IEA upbeat on 2H oil demand on Covid recovery hopes

  • : Crude oil
  • 21/05/12

The IEA has cut its global oil demand growth forecast for 2021, but kept it little changed for the second half on the assumption that the Covid-19 situation in India improves and globally the pandemic largely comes under control through vaccination campaigns.

"India's Covid crisis is a reminder that the outlook for oil demand is mired in uncertainty," the IEA said in its latest Oil Market Report (OMR).

The Paris-based energy watchdog now expects full-year global oil consumption growth of 5.4mn b/d, to 96.4mn b/d, lower by 270,000 b/d from its previous forecast largely because of downgrades to demand in the first half of the year.

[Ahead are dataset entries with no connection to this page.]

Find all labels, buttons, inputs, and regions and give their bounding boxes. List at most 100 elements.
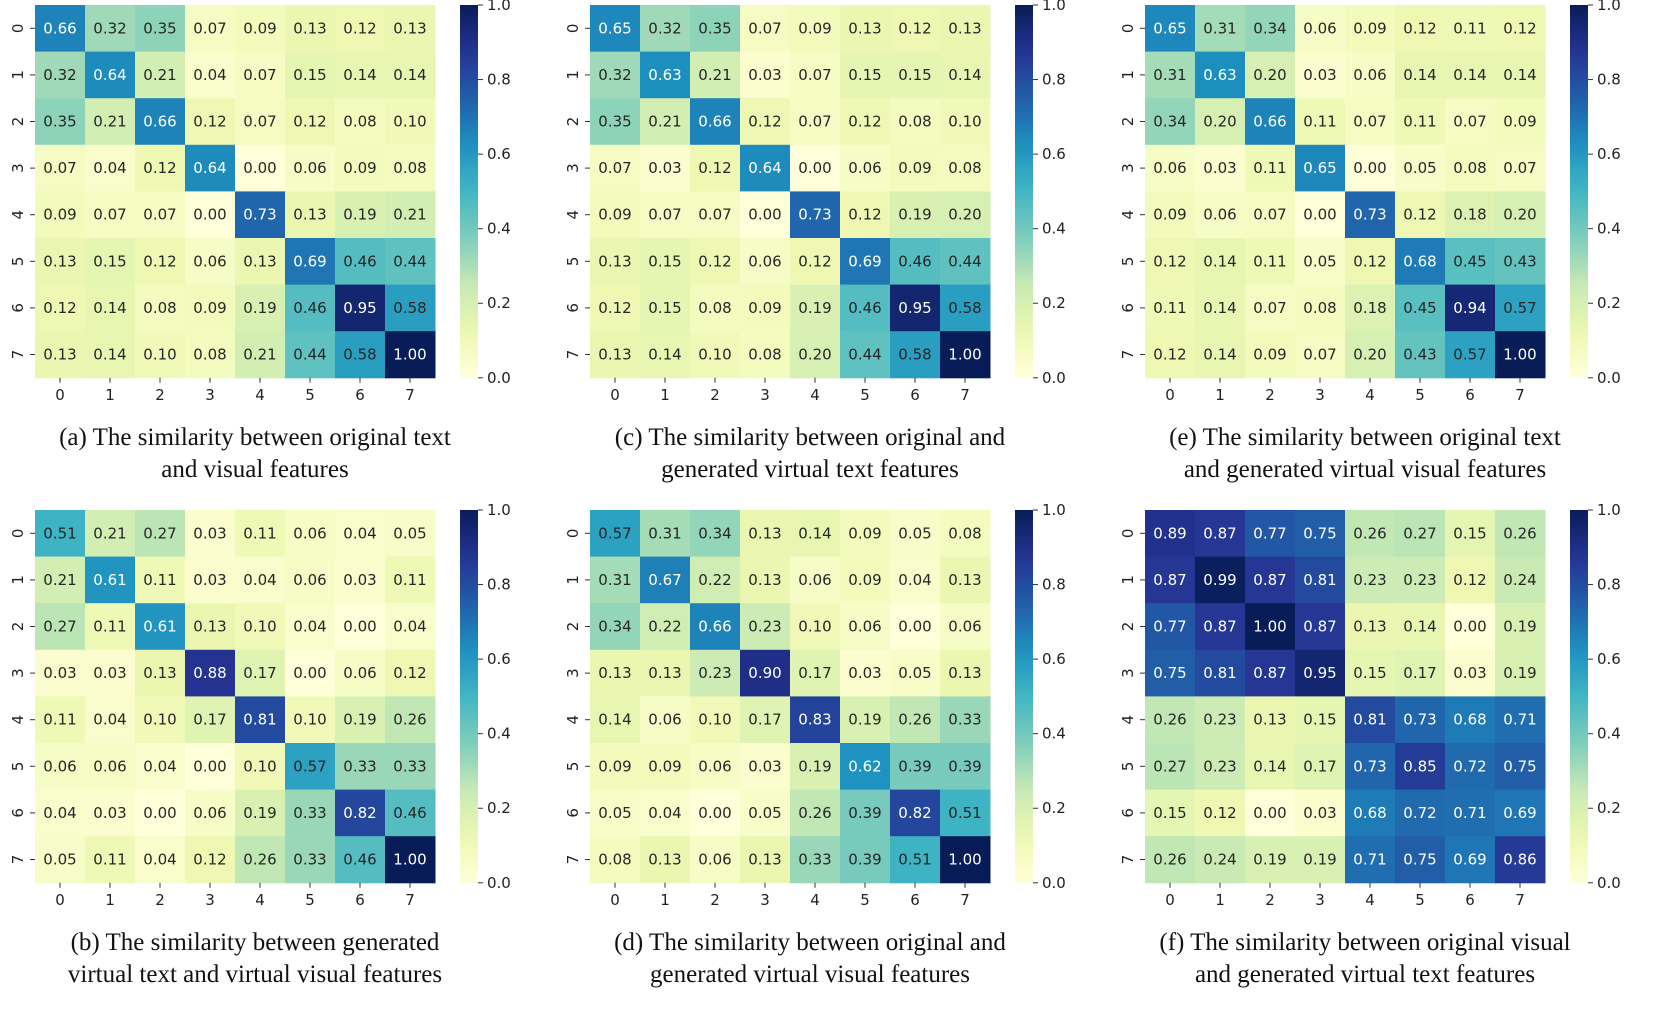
colorbar-tick-a-0: 1.0 (487, 0, 511, 14)
cell-label-f-0-3: 0.75 (1303, 524, 1336, 542)
cell-a-5-6 (335, 238, 386, 286)
y-tick-f-0: 0 (1119, 529, 1137, 539)
y-tick-a-5: 5 (9, 257, 27, 267)
cell-b-6-1 (85, 789, 136, 837)
y-tick-b-2: 2 (9, 622, 27, 632)
x-tick-f-7: 7 (1515, 891, 1525, 909)
cell-label-c-4-6: 0.19 (898, 206, 931, 224)
cell-c-0-4 (790, 5, 841, 53)
cell-label-c-4-2: 0.07 (698, 206, 731, 224)
cell-label-d-5-3: 0.03 (748, 757, 781, 775)
cell-label-c-5-2: 0.12 (698, 252, 731, 270)
cell-label-a-6-0: 0.12 (43, 299, 76, 317)
x-tick-e-6: 6 (1465, 386, 1475, 404)
y-tick-a-7: 7 (9, 350, 27, 360)
cell-b-7-0 (35, 836, 86, 884)
cell-label-e-0-6: 0.11 (1453, 19, 1486, 37)
cell-label-a-7-7: 1.00 (393, 346, 426, 364)
cell-d-4-5 (840, 696, 891, 744)
cell-a-7-7 (385, 331, 436, 379)
cell-b-0-0 (35, 510, 86, 558)
cell-label-b-6-4: 0.19 (243, 804, 276, 822)
cell-a-4-1 (85, 191, 136, 239)
cell-b-4-1 (85, 696, 136, 744)
cell-label-c-7-3: 0.08 (748, 346, 781, 364)
colorbar-tick-b-4: 0.2 (487, 799, 511, 817)
cell-c-1-7 (940, 51, 991, 99)
cell-label-f-5-7: 0.75 (1503, 757, 1536, 775)
x-tick-c-2: 2 (710, 386, 720, 404)
cell-label-e-2-3: 0.11 (1303, 113, 1336, 131)
cell-label-e-4-5: 0.12 (1403, 206, 1436, 224)
cell-f-1-4 (1345, 556, 1396, 604)
cell-label-f-0-6: 0.15 (1453, 524, 1486, 542)
colorbar-d (1015, 510, 1033, 883)
y-tick-d-5: 5 (564, 762, 582, 772)
cell-c-2-1 (640, 98, 691, 146)
cell-d-4-6 (890, 696, 941, 744)
cell-b-1-2 (135, 556, 186, 604)
cell-d-7-1 (640, 836, 691, 884)
cell-f-3-5 (1395, 649, 1446, 697)
cell-d-3-2 (690, 649, 741, 697)
cell-label-a-0-4: 0.09 (243, 19, 276, 37)
cell-c-7-1 (640, 331, 691, 379)
cell-label-a-7-4: 0.21 (243, 346, 276, 364)
cell-a-0-3 (185, 5, 236, 53)
cell-f-4-5 (1395, 696, 1446, 744)
cell-f-6-5 (1395, 789, 1446, 837)
cell-e-6-4 (1345, 284, 1396, 332)
colorbar-a (460, 5, 478, 378)
caption-a-line-1: (a) The similarity between original text (59, 424, 451, 451)
cell-label-e-4-1: 0.06 (1203, 206, 1236, 224)
cell-d-6-2 (690, 789, 741, 837)
cell-label-f-2-4: 0.13 (1353, 618, 1386, 636)
cell-label-f-7-0: 0.26 (1153, 851, 1186, 869)
cell-label-a-5-6: 0.46 (343, 252, 376, 270)
cell-f-4-1 (1195, 696, 1246, 744)
cell-label-b-2-3: 0.13 (193, 618, 226, 636)
cell-f-6-2 (1245, 789, 1296, 837)
x-tick-c-4: 4 (810, 386, 820, 404)
x-tick-a-6: 6 (355, 386, 365, 404)
cell-e-5-0 (1145, 238, 1196, 286)
x-tick-d-1: 1 (660, 891, 670, 909)
cell-e-7-5 (1395, 331, 1446, 379)
cell-d-4-4 (790, 696, 841, 744)
cell-b-1-7 (385, 556, 436, 604)
cell-d-7-7 (940, 836, 991, 884)
cell-label-d-2-0: 0.34 (598, 618, 631, 636)
cell-label-f-3-3: 0.95 (1303, 664, 1336, 682)
cell-a-2-6 (335, 98, 386, 146)
cell-e-3-3 (1295, 144, 1346, 192)
colorbar-tick-b-5: 0.0 (487, 874, 511, 892)
cell-e-6-3 (1295, 284, 1346, 332)
cell-label-d-3-2: 0.23 (698, 664, 731, 682)
cell-e-2-3 (1295, 98, 1346, 146)
cell-label-d-1-7: 0.13 (948, 571, 981, 589)
cell-label-d-1-3: 0.13 (748, 571, 781, 589)
cell-a-3-6 (335, 144, 386, 192)
cell-c-3-1 (640, 144, 691, 192)
cell-c-1-6 (890, 51, 941, 99)
x-tick-f-0: 0 (1165, 891, 1175, 909)
cell-label-b-1-4: 0.04 (243, 571, 276, 589)
cell-label-a-7-2: 0.10 (143, 346, 176, 364)
cell-d-7-5 (840, 836, 891, 884)
cell-label-c-4-3: 0.00 (748, 206, 781, 224)
cell-label-a-0-7: 0.13 (393, 19, 426, 37)
cell-c-5-6 (890, 238, 941, 286)
cell-f-3-0 (1145, 649, 1196, 697)
cell-label-a-2-1: 0.21 (93, 113, 126, 131)
cell-f-1-7 (1495, 556, 1546, 604)
colorbar-tick-a-4: 0.2 (487, 294, 511, 312)
cell-f-3-1 (1195, 649, 1246, 697)
cell-label-b-0-0: 0.51 (43, 524, 76, 542)
cell-label-d-4-7: 0.33 (948, 711, 981, 729)
cell-label-b-0-4: 0.11 (243, 524, 276, 542)
x-tick-f-1: 1 (1215, 891, 1225, 909)
cell-b-2-4 (235, 603, 286, 651)
cell-label-c-4-5: 0.12 (848, 206, 881, 224)
cell-label-f-6-1: 0.12 (1203, 804, 1236, 822)
cell-label-f-5-1: 0.23 (1203, 757, 1236, 775)
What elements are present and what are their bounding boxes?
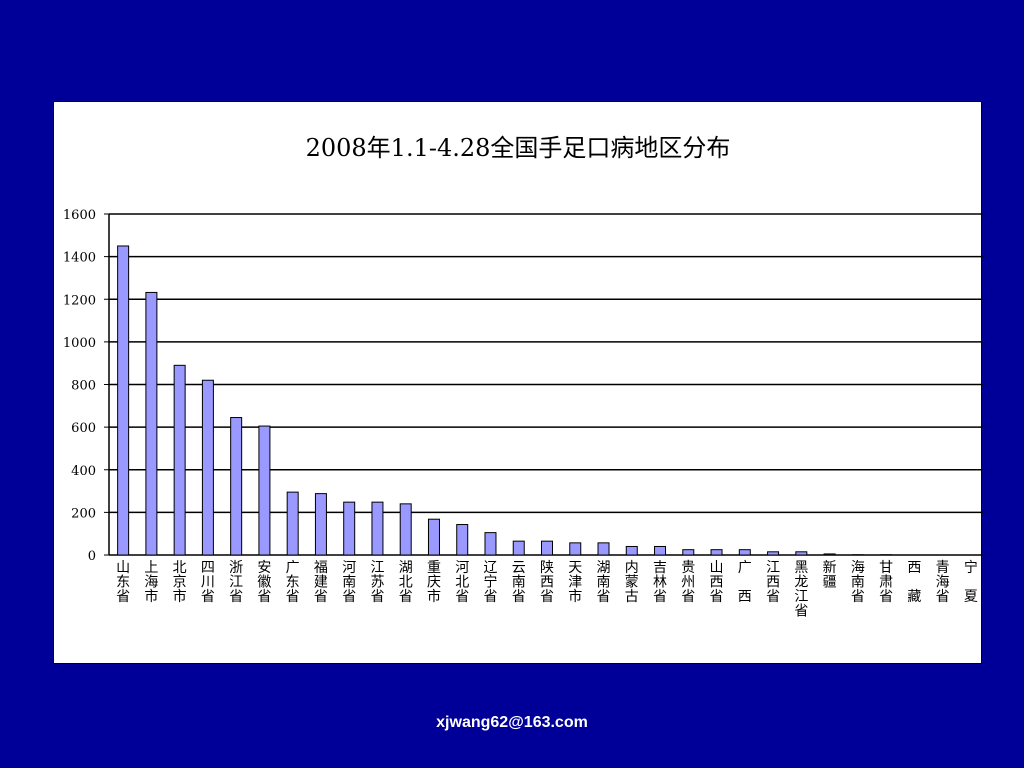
bar	[654, 545, 667, 556]
bar	[569, 542, 582, 556]
bar	[767, 551, 780, 556]
x-tick-label: 河北省	[455, 560, 469, 605]
bar	[484, 532, 497, 556]
bar	[314, 493, 327, 556]
x-tick-label: 北京市	[173, 560, 187, 605]
x-tick-label: 海南省	[851, 560, 865, 605]
x-tick-label: 甘肃省	[879, 560, 893, 605]
bar	[343, 501, 356, 556]
x-tick-label: 辽宁省	[483, 560, 497, 605]
bar	[682, 549, 695, 556]
x-tick-label: 安徽省	[257, 560, 271, 605]
bar	[541, 540, 553, 556]
x-tick-label: 宁 夏	[964, 559, 978, 605]
bar	[625, 545, 638, 556]
x-tick-label: 山东省	[116, 560, 130, 605]
x-tick-label: 贵州省	[681, 560, 695, 605]
x-tick-label: 西 藏	[907, 560, 921, 605]
x-tick-label: 重庆市	[427, 560, 441, 605]
x-tick-label: 吉林省	[653, 560, 667, 605]
bar	[173, 364, 186, 556]
x-tick-label: 福建省	[314, 560, 328, 605]
x-tick-label: 新疆	[823, 560, 837, 591]
bar	[258, 425, 271, 556]
x-tick-label: 黑龙江省	[794, 560, 808, 620]
y-tick-label: 1000	[63, 336, 96, 351]
bar	[795, 551, 808, 556]
x-tick-label: 湖北省	[399, 560, 413, 605]
x-tick-label: 上海市	[144, 560, 158, 605]
x-tick-label: 湖南省	[597, 560, 611, 605]
bar	[399, 503, 412, 556]
bar	[230, 417, 243, 556]
bar	[371, 501, 384, 556]
x-tick-label: 山西省	[710, 560, 724, 605]
bar	[201, 379, 214, 556]
chart-title: 2008年1.1-4.28全国手足口病地区分布	[306, 134, 731, 162]
y-tick-label: 800	[71, 379, 96, 394]
bar	[597, 542, 610, 556]
bar	[823, 553, 836, 556]
footer-email: xjwang62@163.com	[436, 714, 588, 731]
y-tick-label: 1200	[63, 293, 96, 308]
x-tick-label: 广 西	[738, 560, 752, 605]
bar	[145, 291, 158, 556]
x-tick-label: 江苏省	[370, 560, 384, 605]
x-tick-label: 河南省	[342, 560, 356, 605]
y-tick-label: 1600	[63, 208, 96, 223]
bar	[456, 524, 469, 556]
x-tick-label: 内蒙古	[625, 560, 639, 605]
bar-chart: 2008年1.1-4.28全国手足口病地区分布 0 200 400 600 800 100…	[63, 134, 983, 620]
bar	[117, 245, 130, 556]
x-tick-label: 四川省	[201, 560, 215, 605]
bar	[427, 518, 440, 556]
x-tick-label: 江西省	[766, 560, 780, 605]
bar	[286, 491, 299, 556]
x-tick-label: 广东省	[286, 560, 300, 605]
y-tick-label: 0	[88, 549, 96, 564]
chart-panel: 2008年1.1-4.28全国手足口病地区分布 0 200 400 600 800 100…	[53, 101, 983, 664]
y-tick-label: 400	[71, 464, 96, 479]
bar	[710, 549, 723, 556]
x-tick-label: 陕西省	[540, 560, 554, 605]
x-tick-label: 天津市	[568, 560, 582, 605]
y-tick-label: 1400	[63, 251, 96, 266]
bar	[738, 549, 751, 556]
x-tick-label: 青海省	[936, 560, 950, 605]
bar	[512, 540, 525, 556]
x-tick-label: 云南省	[512, 560, 526, 605]
x-tick-label: 浙江省	[229, 560, 243, 605]
y-tick-label: 200	[71, 506, 96, 521]
y-tick-label: 600	[71, 421, 96, 436]
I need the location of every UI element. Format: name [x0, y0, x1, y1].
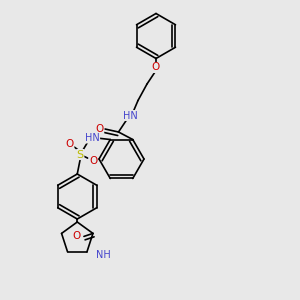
Text: O: O [66, 139, 74, 149]
Text: O: O [152, 62, 160, 73]
Text: S: S [77, 149, 84, 160]
Text: O: O [89, 155, 97, 166]
Text: HN: HN [123, 110, 138, 121]
Text: O: O [95, 124, 104, 134]
Text: O: O [73, 231, 81, 242]
Text: HN: HN [85, 133, 100, 143]
Text: NH: NH [96, 250, 111, 260]
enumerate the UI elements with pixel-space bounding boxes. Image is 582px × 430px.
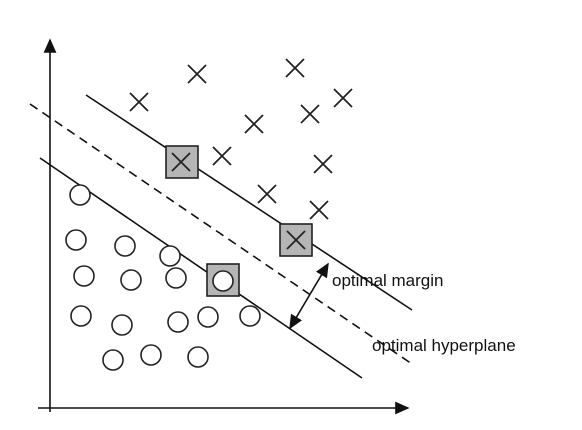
x-marker — [333, 88, 353, 108]
margin-arrow — [289, 262, 329, 330]
o-marker — [120, 269, 142, 291]
o-marker — [65, 229, 87, 251]
o-marker — [73, 265, 95, 287]
optimal-margin-label: optimal margin — [332, 271, 444, 290]
upper-margin-line — [85, 94, 413, 311]
o-marker — [69, 184, 91, 206]
o-marker — [197, 306, 219, 328]
x-marker — [257, 184, 277, 204]
o-marker — [111, 314, 133, 336]
o-marker — [212, 270, 234, 292]
x-marker — [300, 104, 320, 124]
o-marker — [239, 305, 261, 327]
o-marker — [187, 346, 209, 368]
o-marker — [114, 235, 136, 257]
x-marker — [285, 58, 305, 78]
o-marker — [165, 267, 187, 289]
o-marker — [159, 245, 181, 267]
o-marker — [70, 305, 92, 327]
x-marker — [171, 152, 191, 172]
x-marker — [309, 200, 329, 220]
lower-margin-line — [39, 157, 363, 379]
class-o-points — [65, 184, 261, 371]
x-marker — [129, 92, 149, 112]
optimal-hyperplane-line — [29, 103, 413, 365]
x-marker — [286, 230, 306, 250]
optimal-hyperplane-label: optimal hyperplane — [372, 336, 516, 355]
x-marker — [313, 154, 333, 174]
class-x-points — [129, 58, 353, 250]
x-marker — [187, 64, 207, 84]
o-marker — [102, 349, 124, 371]
x-marker — [212, 146, 232, 166]
x-marker — [244, 114, 264, 134]
o-marker — [167, 311, 189, 333]
o-marker — [140, 344, 162, 366]
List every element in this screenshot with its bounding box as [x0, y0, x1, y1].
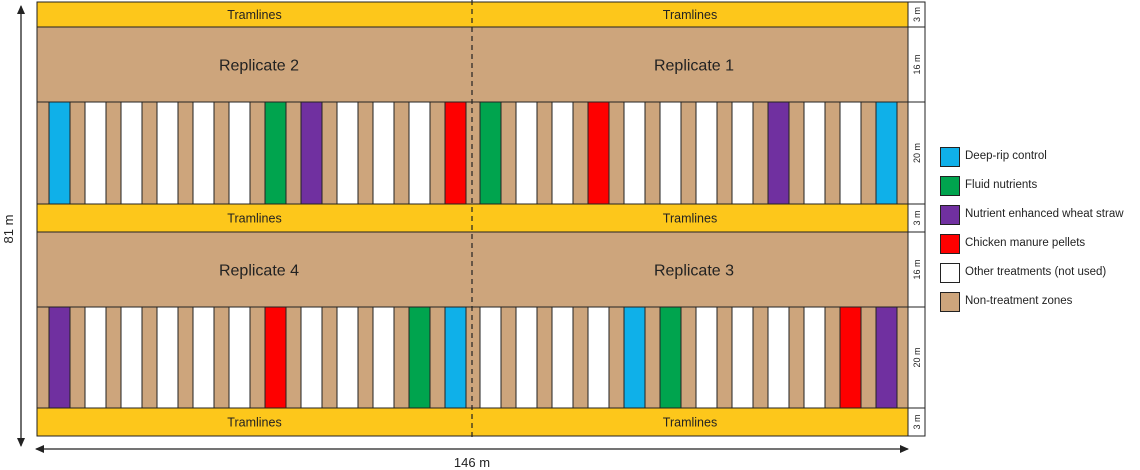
plot-strip-other	[551, 306, 574, 409]
plot-strip-other	[84, 306, 107, 409]
tramline-label: Tramlines	[227, 212, 281, 226]
plot-strip-other	[300, 306, 323, 409]
plot-strip-other	[479, 306, 502, 409]
plot-strip-fluid	[659, 306, 682, 409]
row-dimension-label: 16 m	[912, 259, 922, 279]
plot-strip-other	[803, 101, 826, 205]
legend-item: Fluid nutrients	[940, 174, 1140, 203]
plot-strip-fluid	[479, 101, 502, 205]
plot-strip-other	[839, 101, 862, 205]
plot-strip-other	[587, 306, 610, 409]
legend-label: Fluid nutrients	[965, 179, 1038, 191]
plot-strip-other	[408, 101, 431, 205]
legend-swatch	[940, 292, 960, 312]
tramline-label: Tramlines	[663, 8, 717, 22]
plot-strip-other	[731, 306, 754, 409]
plot-strip-chicken	[444, 101, 467, 205]
plot-strip-other	[156, 101, 179, 205]
plot-strip-fluid	[408, 306, 431, 409]
row-dimension-label: 3 m	[912, 414, 922, 429]
plot-strip-deep-rip	[875, 101, 898, 205]
legend-item: Non-treatment zones	[940, 290, 1140, 319]
tramline-label: Tramlines	[663, 212, 717, 226]
plot-strip-fluid	[264, 101, 287, 205]
plot-strip-wheat-straw	[300, 101, 323, 205]
width-label: 146 m	[454, 455, 490, 470]
legend-swatch	[940, 234, 960, 254]
legend: Deep-rip control Fluid nutrients Nutrient …	[940, 145, 1140, 319]
legend-label: Other treatments (not used)	[965, 266, 1107, 278]
plot-strip-other	[192, 101, 215, 205]
plot-strip-other	[803, 306, 826, 409]
height-label: 81 m	[1, 215, 16, 244]
row-dimension-label: 20 m	[912, 347, 922, 367]
plot-strip-other	[192, 306, 215, 409]
plot-strip-other	[659, 101, 682, 205]
row-dimension-label: 20 m	[912, 143, 922, 163]
legend-swatch	[940, 147, 960, 167]
plot-strip-other	[767, 306, 790, 409]
replicate-label: Replicate 2	[219, 58, 299, 75]
replicate-label: Replicate 3	[654, 263, 734, 280]
plot-strip-other	[228, 101, 251, 205]
row-dimension-label: 3 m	[912, 7, 922, 22]
tramline-label: Tramlines	[227, 416, 281, 430]
legend-label: Nutrient enhanced wheat straw	[965, 208, 1124, 220]
plot-strip-other	[336, 306, 359, 409]
plot-strip-other	[84, 101, 107, 205]
dimension-cell	[907, 407, 926, 437]
row-dimension-label: 16 m	[912, 54, 922, 74]
plot-strip-other	[372, 101, 395, 205]
plot-strip-other	[156, 306, 179, 409]
legend-swatch	[940, 176, 960, 196]
legend-item: Chicken manure pellets	[940, 232, 1140, 261]
legend-swatch	[940, 205, 960, 225]
plot-strip-other	[120, 306, 143, 409]
plot-strip-chicken	[839, 306, 862, 409]
replicate-label: Replicate 1	[654, 58, 734, 75]
legend-label: Deep-rip control	[965, 150, 1047, 162]
plot-strip-other	[228, 306, 251, 409]
plot-strip-wheat-straw	[48, 306, 71, 409]
tramline-band	[36, 407, 909, 437]
plot-strip-other	[336, 101, 359, 205]
plot-strip-other	[515, 101, 538, 205]
plot-strip-other	[120, 101, 143, 205]
legend-label: Non-treatment zones	[965, 295, 1073, 307]
legend-item: Deep-rip control	[940, 145, 1140, 174]
plot-strip-wheat-straw	[875, 306, 898, 409]
plot-strip-deep-rip	[48, 101, 71, 205]
legend-swatch	[940, 263, 960, 283]
tramline-band	[36, 1, 909, 28]
plot-strip-deep-rip	[623, 306, 646, 409]
plot-strip-other	[551, 101, 574, 205]
plot-strip-chicken	[587, 101, 610, 205]
plot-strip-chicken	[264, 306, 287, 409]
legend-label: Chicken manure pellets	[965, 237, 1086, 249]
legend-item: Other treatments (not used)	[940, 261, 1140, 290]
replicate-label: Replicate 4	[219, 263, 299, 280]
plot-strip-other	[515, 306, 538, 409]
legend-item: Nutrient enhanced wheat straw	[940, 203, 1140, 232]
plot-strip-other	[731, 101, 754, 205]
tramline-label: Tramlines	[227, 8, 281, 22]
tramline-label: Tramlines	[663, 416, 717, 430]
plot-strip-other	[623, 101, 646, 205]
plot-strip-wheat-straw	[767, 101, 790, 205]
plot-strip-other	[695, 306, 718, 409]
plot-strip-other	[695, 101, 718, 205]
plot-strip-deep-rip	[444, 306, 467, 409]
row-dimension-label: 3 m	[912, 210, 922, 225]
plot-strip-other	[372, 306, 395, 409]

It revised demand lower in Europe and OECD Americas by 320,000 b/d and 515,000 b/d respectively in the first quarter, and cut its forecast for demand in India in the second quarter by 630,000 b/d. But it expects demand to jump to 99.6mn b/d in the last three months of 2021, compared with 93.1mn b/d in the first quarter, as vaccination rates rise and mobility restrictions ease.

The IEA said that based on the current Opec+ agreement, it sees global oil production growing by 3.8mn b/d from April to December.

"For 2021 as a whole, world oil production expands by 1.4mn b/d year-on-year versus a collapse of 6.6mn b/d in 2020," it said. "Canada leads non-Opec+ with growth of 340,000 b/d while the US is set to contract by a further 160,000 b/d."

The IEA said that OECD industry oil inventories drew by 25mn bl in March, reducing the overhang versus the latest five-year average to 1.7mn bl, and that stocks continued to fall in April. Global stocks were 36.9mn bl above the 2015-19 average, which the Opec+ group uses to benchmark the success of its production agreement.

"After nearly a year of robust supply restraint from Opec+, bloated world oil inventories that built up during last year's Covid-19 demand shock have returned to more normal levels," it said. "While the market looks oversupplied in May, stock draws are set to resume from June, even with global oil supply on the rise."